We also found that PSCs-P2 expressing mutant albumin (R410A/Y411A/K525A) show only a slight increase in lipid droplet formation and yet express low levels of α-SMA (fig 5I,M). As mutant albumin-expressing cells display a flattened morphology and enlarged cell size (fig 5I), we checked the protein level of p53, a senescence-associated marker.32 The p53 level was low in proliferative, activated PSCs but its level increased in wild-type albumin-expressing cells and was even further enhanced in mutant albumin-expressing cells (fig 5M). Similar changes were found for p16 levels (data not shown). A previous report demonstrated that senescence of HSCs is accompanied by decreased mRNA levels for ECM proteins and cytoskeletal proteins, including α-SMA.33 Thus, it may be possible that mutant albumin synthesis produces a senescence phenotype in PSCs, leading to a reduction in α-SMA and collagen levels. Further study is required to address this issue.
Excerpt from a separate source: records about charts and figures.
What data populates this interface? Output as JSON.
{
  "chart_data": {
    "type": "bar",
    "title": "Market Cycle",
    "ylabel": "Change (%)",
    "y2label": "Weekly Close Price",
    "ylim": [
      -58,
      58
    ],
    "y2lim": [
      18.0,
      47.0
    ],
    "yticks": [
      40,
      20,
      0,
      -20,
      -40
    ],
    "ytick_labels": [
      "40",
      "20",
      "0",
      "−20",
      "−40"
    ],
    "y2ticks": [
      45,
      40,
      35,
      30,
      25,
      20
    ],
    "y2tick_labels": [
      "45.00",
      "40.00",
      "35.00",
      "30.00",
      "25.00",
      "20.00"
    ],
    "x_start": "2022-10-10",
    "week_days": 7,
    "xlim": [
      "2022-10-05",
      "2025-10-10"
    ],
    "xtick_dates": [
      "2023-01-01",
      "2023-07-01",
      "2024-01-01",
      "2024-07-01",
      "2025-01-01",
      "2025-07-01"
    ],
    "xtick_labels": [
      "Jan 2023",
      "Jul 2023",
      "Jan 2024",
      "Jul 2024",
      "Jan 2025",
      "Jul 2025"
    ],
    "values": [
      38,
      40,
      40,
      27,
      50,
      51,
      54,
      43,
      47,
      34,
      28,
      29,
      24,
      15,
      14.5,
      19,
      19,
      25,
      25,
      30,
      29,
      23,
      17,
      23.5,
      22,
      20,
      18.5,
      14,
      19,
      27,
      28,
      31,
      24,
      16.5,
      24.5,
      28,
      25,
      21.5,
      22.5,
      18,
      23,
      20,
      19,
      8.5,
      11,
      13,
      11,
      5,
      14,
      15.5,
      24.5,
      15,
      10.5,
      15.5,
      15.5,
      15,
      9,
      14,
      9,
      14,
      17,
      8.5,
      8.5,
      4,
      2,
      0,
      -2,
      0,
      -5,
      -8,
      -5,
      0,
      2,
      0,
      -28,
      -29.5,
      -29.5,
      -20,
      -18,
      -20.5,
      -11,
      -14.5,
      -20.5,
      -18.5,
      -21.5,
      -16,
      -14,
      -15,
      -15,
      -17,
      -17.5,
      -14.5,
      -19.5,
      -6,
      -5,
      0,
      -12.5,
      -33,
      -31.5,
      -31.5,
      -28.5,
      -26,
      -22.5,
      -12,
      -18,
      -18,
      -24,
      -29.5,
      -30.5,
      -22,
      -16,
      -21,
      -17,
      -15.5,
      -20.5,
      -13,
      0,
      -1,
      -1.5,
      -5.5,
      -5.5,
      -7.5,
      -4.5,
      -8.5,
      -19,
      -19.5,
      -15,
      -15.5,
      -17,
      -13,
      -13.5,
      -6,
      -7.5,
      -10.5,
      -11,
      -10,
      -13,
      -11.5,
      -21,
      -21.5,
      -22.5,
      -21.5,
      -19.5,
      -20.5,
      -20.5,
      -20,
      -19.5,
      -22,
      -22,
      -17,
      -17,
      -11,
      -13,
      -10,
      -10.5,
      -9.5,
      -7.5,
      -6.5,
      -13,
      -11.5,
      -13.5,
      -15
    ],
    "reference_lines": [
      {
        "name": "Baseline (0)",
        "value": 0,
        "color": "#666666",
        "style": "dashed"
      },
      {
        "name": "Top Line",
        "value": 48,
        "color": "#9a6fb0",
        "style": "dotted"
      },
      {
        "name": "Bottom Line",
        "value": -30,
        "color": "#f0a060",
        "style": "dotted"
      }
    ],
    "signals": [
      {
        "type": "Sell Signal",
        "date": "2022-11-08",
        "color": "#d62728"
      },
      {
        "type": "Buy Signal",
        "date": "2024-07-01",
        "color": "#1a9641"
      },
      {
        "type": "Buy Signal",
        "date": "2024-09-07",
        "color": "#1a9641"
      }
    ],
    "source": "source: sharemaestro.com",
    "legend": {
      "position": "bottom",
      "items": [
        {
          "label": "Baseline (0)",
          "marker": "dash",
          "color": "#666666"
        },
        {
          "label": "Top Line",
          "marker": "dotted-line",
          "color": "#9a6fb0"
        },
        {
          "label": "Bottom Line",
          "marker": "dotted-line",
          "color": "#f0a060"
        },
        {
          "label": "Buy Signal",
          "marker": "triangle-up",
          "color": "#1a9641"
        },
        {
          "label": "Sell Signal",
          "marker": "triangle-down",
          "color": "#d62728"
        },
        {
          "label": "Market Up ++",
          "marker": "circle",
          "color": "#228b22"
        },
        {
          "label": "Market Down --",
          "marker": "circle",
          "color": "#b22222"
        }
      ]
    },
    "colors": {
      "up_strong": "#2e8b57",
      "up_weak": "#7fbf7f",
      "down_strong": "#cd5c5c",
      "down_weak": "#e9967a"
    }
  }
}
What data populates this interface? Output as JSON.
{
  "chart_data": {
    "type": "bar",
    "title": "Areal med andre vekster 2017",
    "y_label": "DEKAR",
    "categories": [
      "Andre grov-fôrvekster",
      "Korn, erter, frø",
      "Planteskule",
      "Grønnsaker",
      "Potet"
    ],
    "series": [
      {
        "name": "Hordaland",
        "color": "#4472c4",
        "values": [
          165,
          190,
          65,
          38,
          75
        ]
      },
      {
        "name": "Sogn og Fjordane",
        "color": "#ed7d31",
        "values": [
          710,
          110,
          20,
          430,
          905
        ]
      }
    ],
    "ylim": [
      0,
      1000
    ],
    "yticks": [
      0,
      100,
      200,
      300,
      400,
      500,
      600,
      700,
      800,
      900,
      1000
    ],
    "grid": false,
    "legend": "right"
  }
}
We previously demonstrated that RECK, a membrane-anchored matrix metalloproteinase (MMP) inhibitor, is protected from proteolytic degradation by TGFβ signalling in activated PSCs, promoting ECM accumulation.16 Albumin is the main determinant of plasma oncotic pressure and reportedly has many other biological properties, such as free radical scavenging and molecule transportation.34 In this study, we demonstrated a novel role for albumin in the formation of vitamin A lipid droplets in stellate cells. It was also shown that albumin stable transfectant PSCs are resistant to the activating effects of TGFβ and the suppression of albumin expression blocks retinol-induced phenotypic changes in PSCs (fig 6F,K), which strongly suggests that albumin has a direct influence on stellate cell activation. Thus, a better understanding of the regulation of protein expression for the genes, such as albumin and RECK, related to stellate cell activation, would have the potential to lead to the development of therapeutic strategies to prevent or retard the fibrotic process.